I currently read an application note from ON Semiconductor concerning forward converters. Latter explains why one needs core reset in case of the "single-switch" forward converter.
Consider the following slide, especially the graph of the current in the primary side, i.e. the magnetizing inductance.
I know that a transformer can be modeled by an "ideal" transformer with infinite inductance (here X1) plus Lmag on the primary side and some leakage inductance (which was obviously omitted here because the explanations target the primary side effects only?)
I also know that the magnetizing inductance is a model for the energy needed to "allow" a magnetic field to change inside the transformer core (so I suppose it is somehow related to core losses.)

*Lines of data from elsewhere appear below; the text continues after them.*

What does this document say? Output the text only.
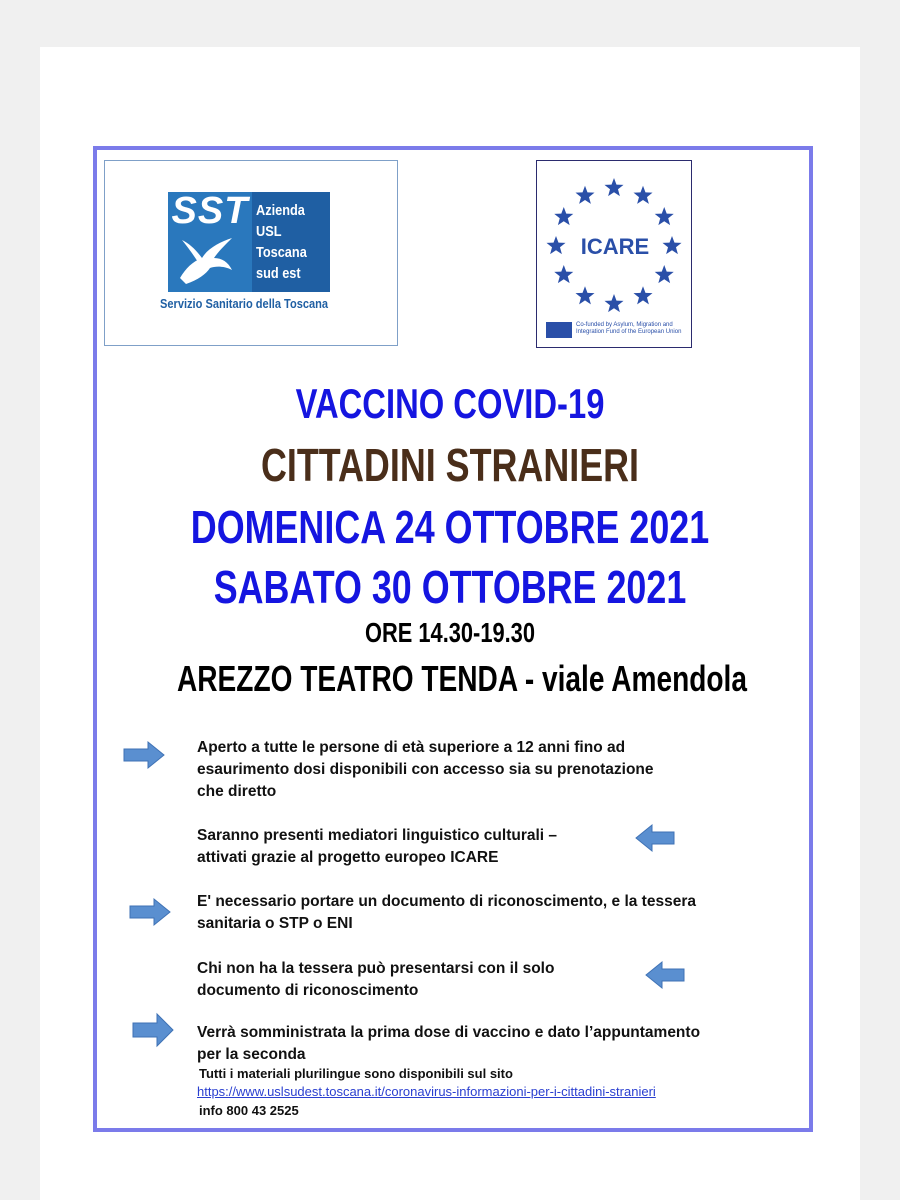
SST Azienda
USL
Toscana
sud est
Servizio Sanitario della Toscana
ICARE
Co-funded by Asylum, Migration and Integration Fund of the European Union
VACCINO COVID-19
CITTADINI STRANIERI
DOMENICA 24 OTTOBRE 2021
SABATO 30 OTTOBRE 2021
ORE 14.30-19.30
AREZZO TEATRO TENDA - viale Amendola
Aperto a tutte le persone di età superiore a 12 anni fino ad
esaurimento dosi disponibili con accesso sia su prenotazione
che diretto
Saranno presenti mediatori linguistico culturali –
attivati grazie al progetto europeo ICARE
E' necessario portare un documento di riconoscimento, e la tessera
sanitaria o STP o ENI
Chi non ha la tessera può presentarsi con il solo
documento di riconoscimento
Verrà somministrata la prima dose di vaccino e dato l’appuntamento
per la seconda
Tutti i materiali plurilingue sono disponibili sul sito
https://www.uslsudest.toscana.it/coronavirus-informazioni-per-i-cittadini-stranieri
info 800 43 2525
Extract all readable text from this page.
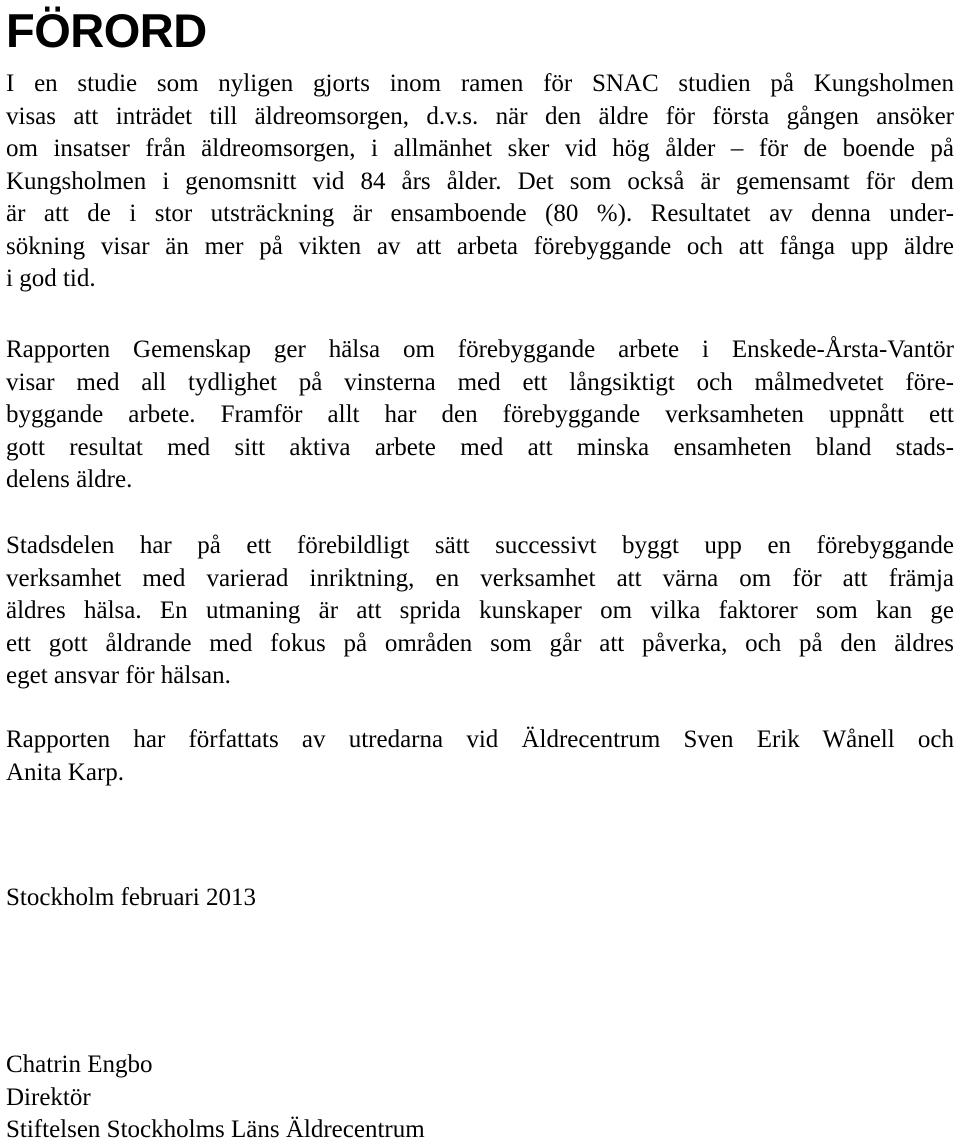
FÖRORD
I en studie som nyligen gjorts inom ramen för SNAC studien på Kungsholmen
visas att inträdet till äldreomsorgen, d.v.s. när den äldre för första gången ansöker
om insatser från äldreomsorgen, i allmänhet sker vid hög ålder – för de boende på
Kungsholmen i genomsnitt vid 84 års ålder. Det som också är gemensamt för dem
är att de i stor utsträckning är ensamboende (80 %). Resultatet av denna under-
sökning visar än mer på vikten av att arbeta förebyggande och att fånga upp äldre
i god tid.
Rapporten Gemenskap ger hälsa om förebyggande arbete i Enskede-Årsta-Vantör
visar med all tydlighet på vinsterna med ett långsiktigt och målmedvetet före-
byggande arbete. Framför allt har den förebyggande verksamheten uppnått ett
gott resultat med sitt aktiva arbete med att minska ensamheten bland stads-
delens äldre.
Stadsdelen har på ett förebildligt sätt successivt byggt upp en förebyggande
verksamhet med varierad inriktning, en verksamhet att värna om för att främja
äldres hälsa. En utmaning är att sprida kunskaper om vilka faktorer som kan ge
ett gott åldrande med fokus på områden som går att påverka, och på den äldres
eget ansvar för hälsan.
Rapporten har författats av utredarna vid Äldrecentrum Sven Erik Wånell och
Anita Karp.
Stockholm februari 2013
Chatrin Engbo
Direktör
Stiftelsen Stockholms Läns Äldrecentrum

To my question: When Q1 turns off, where is the REAL WORLD path for the current? Since Q1 is open and ILmag cannot be "stopped" immediately, there must be a way for the current to circulate until the magnetizing energy is dissipated.

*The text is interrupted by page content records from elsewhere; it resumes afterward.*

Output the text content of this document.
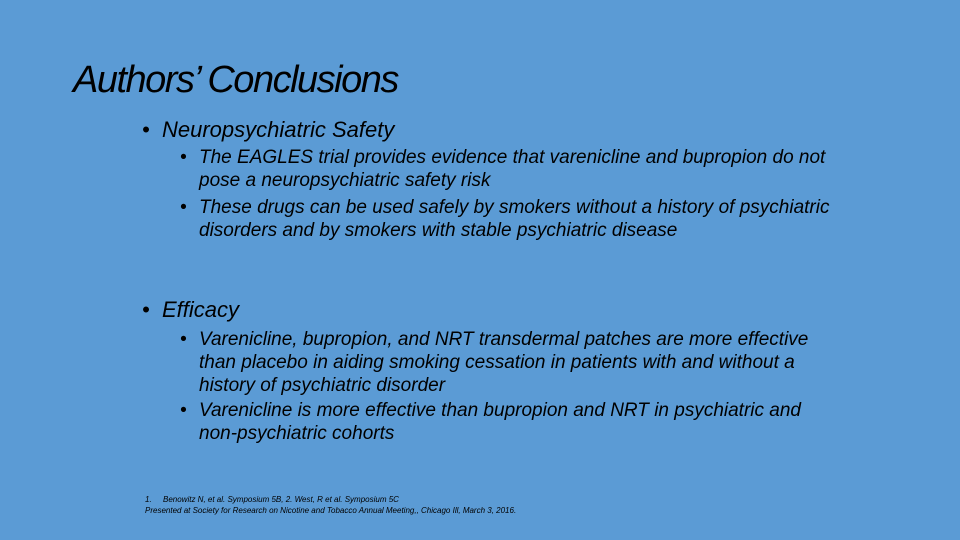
Authors’ Conclusions
• Neuropsychiatric Safety
• The EAGLES trial provides evidence that varenicline and bupropion do not pose a neuropsychiatric safety risk
• These drugs can be used safely by smokers without a history of psychiatric disorders and by smokers with stable psychiatric disease
• Efficacy
• Varenicline, bupropion, and NRT transdermal patches are more effective than placebo in aiding smoking cessation in patients with and without a history of psychiatric disorder
• Varenicline is more effective than bupropion and NRT in psychiatric and non-psychiatric cohorts
1. Benowitz N, et al. Symposium 5B, 2. West, R et al. Symposium 5C
Presented at Society for Research on Nicotine and Tobacco Annual Meeting,, Chicago Ill, March 3, 2016.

All the slides I found draw this "circulating path" though Lmag and (for the given picture) the primary side of X1.
I don´t understand that, neither conceptually nor for real-world scenarios.
Conceptually, why would the current circulate through the primary of X1 and Lmag? (is there even a current through an infinite inductor? and if there is, should not the voltage across the inductor then be zero, so no voltage anywhere across the inductor and therefore a short?)
For real-world considerations: Since the primary of X1 is just a model for the ideal transformer and no real thing, where does the current circulate that flows in Lmag?
Best Answer
With the schematic posted as is, when Q1 turns off, in the ideal case, there is no current path available as you said. In the real world, a large positive voltage would appear at the drain of the Q1. Unless D1 breaks down first, the most likely current path is through Q1 under Vds breakdown. I think the circuit can actually work under this condition because a MOSFET can survive Vds breakdown if the power being dissipated is low enough.
By the way, infinite inductor means infinite impedance. Therefore an infinitesimal amount of current corresponds to a voltage approaching infinity. So the assumption such a (unloaded) transformer as being a short is not right.
In the real world, a common scheme of resetting the magnetizing current is by an extra reset winding on the transformer.
Going back to the diagram post, with the schematic as is, the current would not behave as illustrated. In order for the current to behave as illustrated, the transformer needs to be shorted by something when Q1 is off. One easy way to do something close to that is to put a diode (sometimes called a flyback diode in some applications) across the primary. Such a diode would not produce a working design in this application.